Nas funções exercidas por Eliezer, no setor de energia elétrica, ele recebe, além de seu salário, também adicional de periculosidade, pago em caráter permanente. Nas ocasiões em que Eliezer está de sobreaviso, de acordo com o entendimento sumulado do TST, o adicional de periculosidade
- A)não integra o cálculo das horas de sobreaviso, uma vez que tal adicional também não integra as horas extras prestadas por Eliezer.
Errada, porque a lógica do sobreaviso não depende de o adicional também integrar ou não as horas extras, e a afirmação mistura institutos diferentes.
- B)integra o cálculo das horas de sobreaviso, tendo em vista que o referido adicional é pago em caráter permanente.
Errada, pois o fato de o adicional ser pago em caráter permanente não significa que ele integre automaticamente o sobreaviso.
- C)integra o cálculo das horas de sobreaviso, mas pela metade, tendo em vista que Eliezer está em sua residência, sem contato ou em condições de risco.
Errada, porque o sobreaviso não é remunerado pela metade por causa do adicional de periculosidade, e a justificativa apresentada não corresponde ao entendimento do TST.
- D)não integra o cálculo das horas de sobreaviso, tendo em vista que Eliezer não se encontra em condições de risco.
Certa, porque no sobreaviso o empregado não está em condições de risco, de modo que o adicional de periculosidade não integra essa parcela.
- E)não integra o cálculo das horas de sobreaviso, pois não existe a possibilidade de sobreaviso nas atividades expostas a condições de risco, ainda que remuneradas com adicional de periculosidade.

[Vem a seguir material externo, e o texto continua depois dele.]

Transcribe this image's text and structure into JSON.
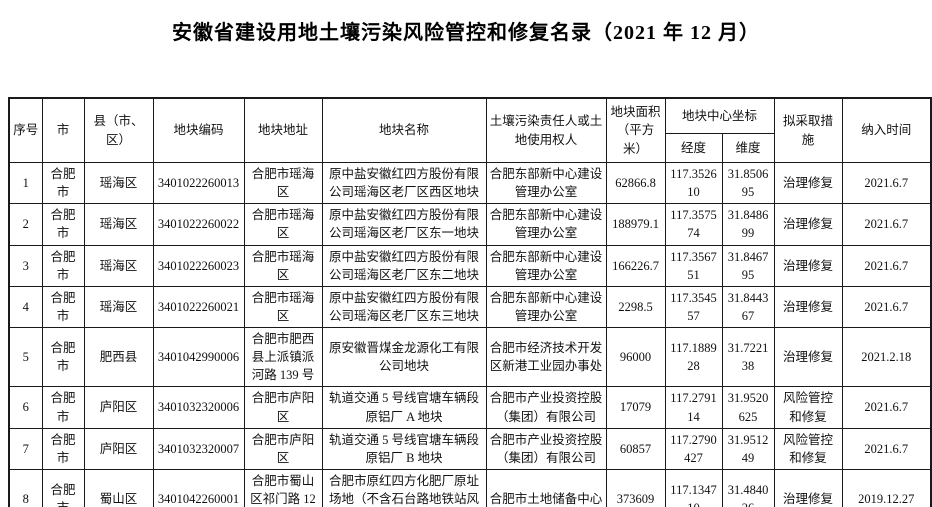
{
  "page": {
    "title": "安徽省建设用地土壤污染风险管控和修复名录（2021 年 12 月）"
  },
  "table": {
    "headers": {
      "seq": "序号",
      "city": "市",
      "county": "县（市、区）",
      "code": "地块编码",
      "address": "地块地址",
      "name": "地块名称",
      "responsible": "土壤污染责任人或土地使用权人",
      "area": "地块面积（平方米）",
      "center_coords": "地块中心坐标",
      "longitude": "经度",
      "latitude": "维度",
      "measures": "拟采取措施",
      "time": "纳入时间"
    },
    "rows": [
      {
        "seq": "1",
        "city": "合肥市",
        "county": "瑶海区",
        "code": "3401022260013",
        "address": "合肥市瑶海区",
        "name": "原中盐安徽红四方股份有限公司瑶海区老厂区西区地块",
        "responsible": "合肥东部新中心建设管理办公室",
        "area": "62866.8",
        "longitude": "117.352610",
        "latitude": "31.850695",
        "measures": "治理修复",
        "time": "2021.6.7"
      },
      {
        "seq": "2",
        "city": "合肥市",
        "county": "瑶海区",
        "code": "3401022260022",
        "address": "合肥市瑶海区",
        "name": "原中盐安徽红四方股份有限公司瑶海区老厂区东一地块",
        "responsible": "合肥东部新中心建设管理办公室",
        "area": "188979.1",
        "longitude": "117.357574",
        "latitude": "31.848699",
        "measures": "治理修复",
        "time": "2021.6.7"
      },
      {
        "seq": "3",
        "city": "合肥市",
        "county": "瑶海区",
        "code": "3401022260023",
        "address": "合肥市瑶海区",
        "name": "原中盐安徽红四方股份有限公司瑶海区老厂区东二地块",
        "responsible": "合肥东部新中心建设管理办公室",
        "area": "166226.7",
        "longitude": "117.356751",
        "latitude": "31.846795",
        "measures": "治理修复",
        "time": "2021.6.7"
      },
      {
        "seq": "4",
        "city": "合肥市",
        "county": "瑶海区",
        "code": "3401022260021",
        "address": "合肥市瑶海区",
        "name": "原中盐安徽红四方股份有限公司瑶海区老厂区东三地块",
        "responsible": "合肥东部新中心建设管理办公室",
        "area": "2298.5",
        "longitude": "117.354557",
        "latitude": "31.844367",
        "measures": "治理修复",
        "time": "2021.6.7"
      },
      {
        "seq": "5",
        "city": "合肥市",
        "county": "肥西县",
        "code": "3401042990006",
        "address": "合肥市肥西县上派镇派河路 139 号",
        "name": "原安徽晋煤金龙源化工有限公司地块",
        "responsible": "合肥市经济技术开发区新港工业园办事处",
        "area": "96000",
        "longitude": "117.188928",
        "latitude": "31.722138",
        "measures": "治理修复",
        "time": "2021.2.18"
      },
      {
        "seq": "6",
        "city": "合肥市",
        "county": "庐阳区",
        "code": "3401032320006",
        "address": "合肥市庐阳区",
        "name": "轨道交通 5 号线官塘车辆段原铝厂 A 地块",
        "responsible": "合肥市产业投资控股（集团）有限公司",
        "area": "17079",
        "longitude": "117.279114",
        "latitude": "31.9520625",
        "measures": "风险管控和修复",
        "time": "2021.6.7"
      },
      {
        "seq": "7",
        "city": "合肥市",
        "county": "庐阳区",
        "code": "3401032320007",
        "address": "合肥市庐阳区",
        "name": "轨道交通 5 号线官塘车辆段原铝厂 B 地块",
        "responsible": "合肥市产业投资控股（集团）有限公司",
        "area": "60857",
        "longitude": "117.2790427",
        "latitude": "31.951249",
        "measures": "风险管控和修复",
        "time": "2021.6.7"
      },
      {
        "seq": "8",
        "city": "合肥市",
        "county": "蜀山区",
        "code": "3401042260001",
        "address": "合肥市蜀山区祁门路 12 号",
        "name": "合肥市原红四方化肥厂原址场地（不含石台路地铁站风亭建设",
        "responsible": "合肥市土地储备中心",
        "area": "373609",
        "longitude": "117.134710",
        "latitude": "31.484026",
        "measures": "治理修复",
        "time": "2019.12.27"
      }
    ]
  }
}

Errada, porque o sobreaviso pode existir em atividades perigosas; o ponto é que, nesse período, não há exposição efetiva ao risco que justificaria a integração do adicional.
Gabarito: D
Quando o trabalhador exerce atividade perigosa, ele pode receber adicional de periculosidade, que remunera o risco efetivo da função. Mas esse adicional não vira um “bônus automático” para qualquer outra parcela. Ele só integra cálculos em situações em que a lei ou a jurisprudência mandam integrar, como acontece, por exemplo, com as horas extras, conforme a Súmula 132 do TST. No caso do sobreaviso, a lógica é diferente. Sobreaviso é aquele período em que o empregado fica à disposição, normalmente em casa, aguardando eventual chamada. Nessa situação, ele não está executando a atividade perigosa nem exposto ao risco típico da função naquele momento. Por isso, o adicional de periculosidade não integra as horas de sobreaviso. O fundamento é justamente esse: durante o sobreaviso, Eliezer não se encontra em condições de risco. A ideia é simples - o adicional existe para compensar o risco efetivamente enfrentado no trabalho, e não para “acompanhar” qualquer tempo em que o empregado esteja apenas aguardando chamado. Então, o gabarito D está correto porque, segundo o entendimento sumulado do TST, o adicional de periculosidade não compõe o cálculo das horas de sobreaviso, já que nelas o empregado não está submetido à situação perigosa que justificou o adicional. Aqui, a banca quer que você separe duas coisas: tempo à disposição com risco efetivo e tempo de espera sem exposição ao risco.